You can still register TypeResolverFactory on NpgsqlConnection.GlobalTypeMapper just like you're doing on NpgsqlDataSourceBuilder; this creates an obsoletion warning but you can absolutely still do it.

Our team is concerned that this method is marked as obsolete.

Can you point to the system which requires the username to be rotated? I'm not familiar with this requirement. Typically the same data source can be used while rotating passwords (via a timer), but this doesn't support usernames (again, we've never seen a requirement for that).

We use HashiCorp Vault. Credentials are created at a certain interval. Since the credential update is not synchronous, we cannot change the password for an account; instead, we create a new account with a new password.

Can you point to e.g. HashiCorp resources documenting/recommending this practice? If this is a best practice, we can consider allowing rotating the username on NpgsqlDataSource much like we support rotating the password currently.

You can still register TypeResolverFactory on NpgsqlConnection.GlobalTypeMapper just like you're doing on NpgsqlDataSourceBuilder; this creates an obsoletion warning but you can absolutely still do it.

Our team is concerned that this method is marked as obsolete.

It's indeed discouraged, but this method works and will not be removed in the near future - so you can use it as a workaround if other methods fail.

A new data source shouldn't mean that the EF model needs to be rebuilt - you should be able to initialize a DbContext with two different data sources, and for them to still use the same EF model without rebuilding.

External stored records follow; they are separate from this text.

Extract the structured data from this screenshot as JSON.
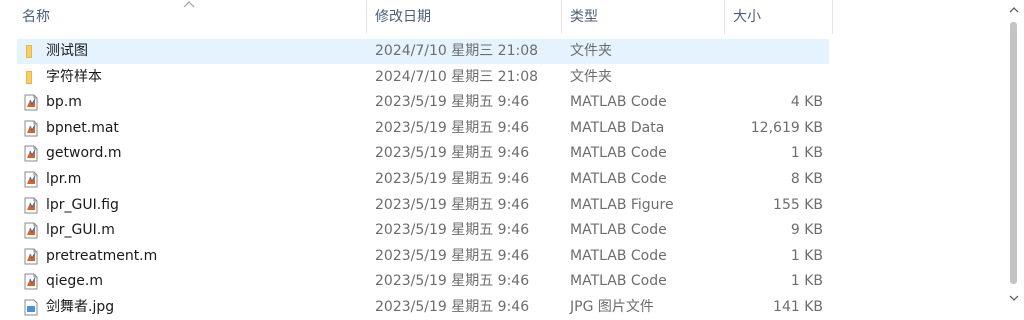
{
  "columns": {
    "name": "名称",
    "modified": "修改日期",
    "type": "类型",
    "size": "大小"
  },
  "files": [
    {
      "name": "测试图",
      "date": "2024/7/10 星期三 21:08",
      "type": "文件夹",
      "size": "",
      "icon": "folder-icon",
      "selected": true
    },
    {
      "name": "字符样本",
      "date": "2024/7/10 星期三 21:08",
      "type": "文件夹",
      "size": "",
      "icon": "folder-icon",
      "selected": false
    },
    {
      "name": "bp.m",
      "date": "2023/5/19 星期五 9:46",
      "type": "MATLAB Code",
      "size": "4 KB",
      "icon": "matlab-file-icon",
      "selected": false
    },
    {
      "name": "bpnet.mat",
      "date": "2023/5/19 星期五 9:46",
      "type": "MATLAB Data",
      "size": "12,619 KB",
      "icon": "matlab-file-icon",
      "selected": false
    },
    {
      "name": "getword.m",
      "date": "2023/5/19 星期五 9:46",
      "type": "MATLAB Code",
      "size": "1 KB",
      "icon": "matlab-file-icon",
      "selected": false
    },
    {
      "name": "lpr.m",
      "date": "2023/5/19 星期五 9:46",
      "type": "MATLAB Code",
      "size": "8 KB",
      "icon": "matlab-file-icon",
      "selected": false
    },
    {
      "name": "lpr_GUI.fig",
      "date": "2023/5/19 星期五 9:46",
      "type": "MATLAB Figure",
      "size": "155 KB",
      "icon": "matlab-file-icon",
      "selected": false
    },
    {
      "name": "lpr_GUI.m",
      "date": "2023/5/19 星期五 9:46",
      "type": "MATLAB Code",
      "size": "9 KB",
      "icon": "matlab-file-icon",
      "selected": false
    },
    {
      "name": "pretreatment.m",
      "date": "2023/5/19 星期五 9:46",
      "type": "MATLAB Code",
      "size": "1 KB",
      "icon": "matlab-file-icon",
      "selected": false
    },
    {
      "name": "qiege.m",
      "date": "2023/5/19 星期五 9:46",
      "type": "MATLAB Code",
      "size": "1 KB",
      "icon": "matlab-file-icon",
      "selected": false
    },
    {
      "name": "剑舞者.jpg",
      "date": "2023/5/19 星期五 9:46",
      "type": "JPG 图片文件",
      "size": "141 KB",
      "icon": "image-file-icon",
      "selected": false
    }
  ],
  "colors": {
    "selected_row": "#e5f3ff",
    "header_text": "#4c607a",
    "folder": "#e8b84a"
  }
}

I am using the method DbContextOptionsBuilder.UseNpgsql(datasource) in the DbContext.OnConfiguring() method. This causes the model to be recreated (EF 7). I would appreciate it if you could suggest how to avoid recreating the model.

Right, in EF 8 (and 7), the data source is managed as a "singleton option", which means that different data sources cause different EF service providers to get created, and the model cache is stored there. So indeed, by default different data sources would cause the model to be rebuilt.

In 9 (in preview), we just merged a change (#3167) that stops the data source from being a singleton option, so that shouldn't be a problem there. I'd probably recommend using the obsolete NpgsqlConnection.GlobalTypeMapper (see above) for now, until 9 is released and the problem goes away.

Otherwise, even with 7/8 you should be able to generate the EF model yourself (this isn't very difficult), and then pass it to the DbContext configuration via UseModel() - that should allow reusing the same model across all your DbContexts regardless of the data source.

Can you point to e.g. HashiCorp resources documenting/recommending this practice? If this is a best practice, we can consider allowing rotating the username on NpgsqlDataSource much like we support rotating the password currently.

We use dynamic credentials. Dynamic login is important for us, including from a security perspective. For example, here is a tutorial about dynamic secrets from HashiCorp Vault, where both the login and password are rotated.

Thank you for your detailed response regarding the EF model. We have decided to use GlobalTypeMapper.

@beliakov-mb thanks for the link, I've opened npgsql/npgsql#5745 to track allowing username rotation at the Npgsql level as well.

I think using GlobalTypeMapper makes sense for now - when you transition to EFCore.PG you should be able to go back to switching data sources, as that should no longer cause a model rebuild etc.